Het beleid met betrekking tot artikel 3.14 van het Vb 2000 is neergelegd in paragraaf B7/3.1.1 van de Vreemdelingencirculaire 2000 (Vc 2000). Verweerder neemt aan dat sprake is van een duurzame en exclusieve relatie als bedoeld in artikel 3.14, eerste lid, aanhef en onder b, van het Vb 2000 als de relatie in voldoende mate met een huwelijk op één lijn is te stellen. Als verweerder onvoldoende informatie heeft om te beoordelen of sprake is van een duurzame en exclusieve relatie, dan kan hij de aanvraag afwijzen.
Verweerder wijst de aanvraag in ieder geval al als aannemelijk is dat sprake is van een schijnrelatie. Een schijnrelatie is een relatie die is aangegaan met als enig oogmerk een vreemdeling die nof niet (of niet meer) over verblijfsrecht in Nederland beschikt alsnog verblijfsrecht te verschaffen.
6. De rechtbank overweegt dat verweerder in het primaire besluit uitgebreid heeft gewezen op meerdere tegenstrijdigheden en vaagheden in de verklaringen van eiseres en referent over essentiële zaken in hun relatie. Zowel in bezwaar als in beroep zijn de geconstateerde tegenstrijdigheden en de discrepanties in de verklaringen niet weersproken dan wel opgehelderd.
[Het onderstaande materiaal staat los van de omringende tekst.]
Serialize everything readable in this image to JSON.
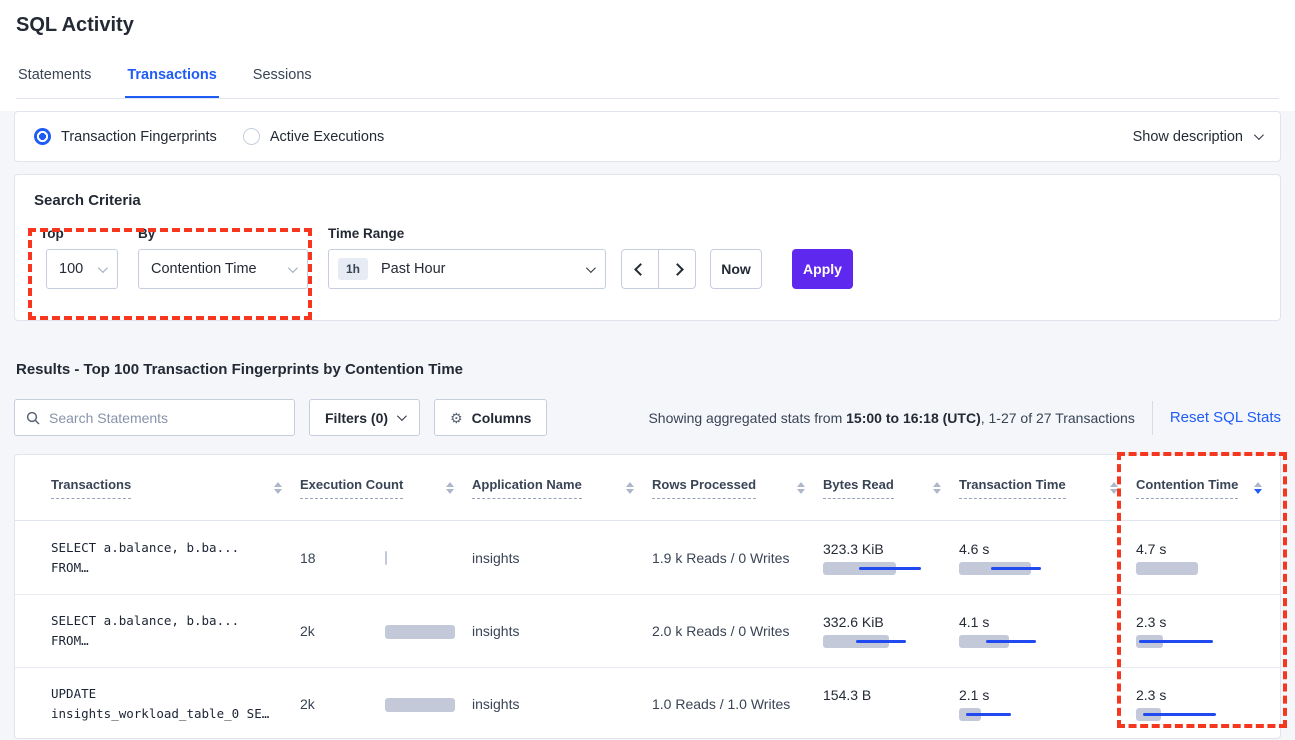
{
  "page": {
    "title": "SQL Activity"
  },
  "tabs": [
    {
      "label": "Statements",
      "active": false
    },
    {
      "label": "Transactions",
      "active": true
    },
    {
      "label": "Sessions",
      "active": false
    }
  ],
  "view_toggle": {
    "options": [
      {
        "label": "Transaction Fingerprints",
        "selected": true
      },
      {
        "label": "Active Executions",
        "selected": false
      }
    ],
    "show_description": "Show description"
  },
  "search_criteria": {
    "title": "Search Criteria",
    "top": {
      "label": "Top",
      "value": "100"
    },
    "by": {
      "label": "By",
      "value": "Contention Time"
    },
    "time_range": {
      "label": "Time Range",
      "badge": "1h",
      "value": "Past Hour"
    },
    "now_label": "Now",
    "apply_label": "Apply"
  },
  "results": {
    "heading": "Results - Top 100 Transaction Fingerprints by Contention Time",
    "search_placeholder": "Search Statements",
    "filters_label": "Filters (0)",
    "columns_label": "Columns",
    "stats_prefix": "Showing aggregated stats from ",
    "stats_bold": "15:00 to 16:18 (UTC)",
    "stats_suffix": ", 1-27 of 27 Transactions",
    "reset_label": "Reset SQL Stats"
  },
  "table": {
    "columns": [
      {
        "label": "Transactions",
        "sort": null
      },
      {
        "label": "Execution Count",
        "sort": null
      },
      {
        "label": "Application Name",
        "sort": null
      },
      {
        "label": "Rows Processed",
        "sort": null
      },
      {
        "label": "Bytes Read",
        "sort": null
      },
      {
        "label": "Transaction Time",
        "sort": null
      },
      {
        "label": "Contention Time",
        "sort": "desc"
      }
    ],
    "rows": [
      {
        "sql_line1": "SELECT a.balance, b.ba...",
        "sql_line2": "FROM…",
        "execution_count": "18",
        "application_name": "insights",
        "rows_processed": "1.9 k Reads / 0 Writes",
        "bytes_read": "323.3 KiB",
        "transaction_time": "4.6 s",
        "contention_time": "4.7 s",
        "bars": {
          "execution": {
            "bar": 2
          },
          "bytes": {
            "bar": 73,
            "line": [
              36,
              98
            ]
          },
          "transaction": {
            "bar": 72,
            "line": [
              32,
              82
            ]
          },
          "contention": {
            "bar": 62
          }
        }
      },
      {
        "sql_line1": "SELECT a.balance, b.ba...",
        "sql_line2": "FROM…",
        "execution_count": "2k",
        "application_name": "insights",
        "rows_processed": "2.0 k Reads / 0 Writes",
        "bytes_read": "332.6 KiB",
        "transaction_time": "4.1 s",
        "contention_time": "2.3 s",
        "bars": {
          "execution": {
            "bar": 70
          },
          "bytes": {
            "bar": 66,
            "line": [
              33,
              83
            ]
          },
          "transaction": {
            "bar": 50,
            "line": [
              27,
              77
            ]
          },
          "contention": {
            "bar": 27,
            "line": [
              3,
              77
            ]
          }
        }
      },
      {
        "sql_line1": "UPDATE",
        "sql_line2": "insights_workload_table_0 SE…",
        "execution_count": "2k",
        "application_name": "insights",
        "rows_processed": "1.0 Reads / 1.0 Writes",
        "bytes_read": "154.3 B",
        "transaction_time": "2.1 s",
        "contention_time": "2.3 s",
        "bars": {
          "execution": {
            "bar": 70
          },
          "bytes": null,
          "transaction": {
            "bar": 22,
            "line": [
              7,
              52
            ]
          },
          "contention": {
            "bar": 25,
            "line": [
              7,
              80
            ]
          }
        }
      }
    ]
  },
  "colors": {
    "accent": "#1f5cf6",
    "purple": "#5f28ee",
    "annotation_red": "#f5371f",
    "bar_gray": "#c4c9da",
    "bar_blue": "#2149f0"
  }
}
Met verweerder stelt de rechtbank dan ook vast dat eiseres en referent onduidelijk zijn gebleven over essentiële onderdelen van hun relatie, waaronder de wijze waarop eiseres ten huwelijk is gevraagd door referent, met behulp van wie het huwelijk is geregeld, of er een verloving heeft plaatsgevonden en wie er aanwezig waren tijdens het huwelijk. Hetgeen referent in beroep met betrekking tot enkele verschillende verklaringen heeft aangedragen (zoals het feit dat hij wel een auto heeft en in 2011 niet in Ghana is geweest) is onvoldoende om te concluderen dat verweerder ten onrechte de tegenstrijdige verklaringen aan zijn besluit ten grondslag heeft gelegd. Bovendien zijn de geconstateerde tegenstrijdigheden daarmee niet weggenomen. Ter zitting heeft referent verklaard dat de door hem overgelegde foto’s toch niet zijn gefotoshopt. De rechtbank is van oordeel dat deze wisselende verklaring nog verder afbreuk doet aan de geloofwaardigheid van de gestelde relatie tussen hem en eiseres. Dat eiseres en referent op sommige punten wel gelijkluidend hebben verklaard, leidt evenmin tot een ander oordeel. De aangevoerde omstandigheid dat eiseres ten tijde van het gehoor last had van stress en daardoor verkeerde verklaringen heeft afgelegd is niet onderbouwd en wordt niet gevolgd. Uit het gehoorverslag van eiseres blijkt overigens dat zij de medewerker van de ambassade goed heeft begrepen. De rechtbank is dan ook van oordeel dat verweerder zich terecht op het standpunt heeft gesteld dat het huwelijk tussen eiseres en referent is gesloten met als enig oogmerk om eiseres verblijfsrecht in Nederland te verschaffen. Om die reden heeft verweerder terecht de aanvraag afgewezen.
7. Het beroep is ongegrond
8. Voor een proceskostenveroordeling bestaat geen aanleiding.

Beslissing

De rechtbank verklaart het beroep ongegrond.
Deze uitspraak is gedaan door mr. M. Soffers, rechter, in aanwezigheid van mr. M.H. van Limpt, griffier. De beslissing is in het openbaar uitgesproken op 18 september 2018.
griffier rechter
Afschrift verzonden aan partijen op:

Rechtsmiddel

Tegen deze uitspraak kan binnen vier weken na de dag van verzending daarvan hoger beroep worden ingesteld bij de Afdeling bestuursrechtspraak van de Raad van State. Als hoger beroep is ingesteld, kan bij de voorzieningenrechter van de hogerberoepsrechter worden verzocht om het treffen van een voorlopige voorziening of om het opheffen of wijzigen van een bij deze uitspraak getroffen voorlopige voorziening.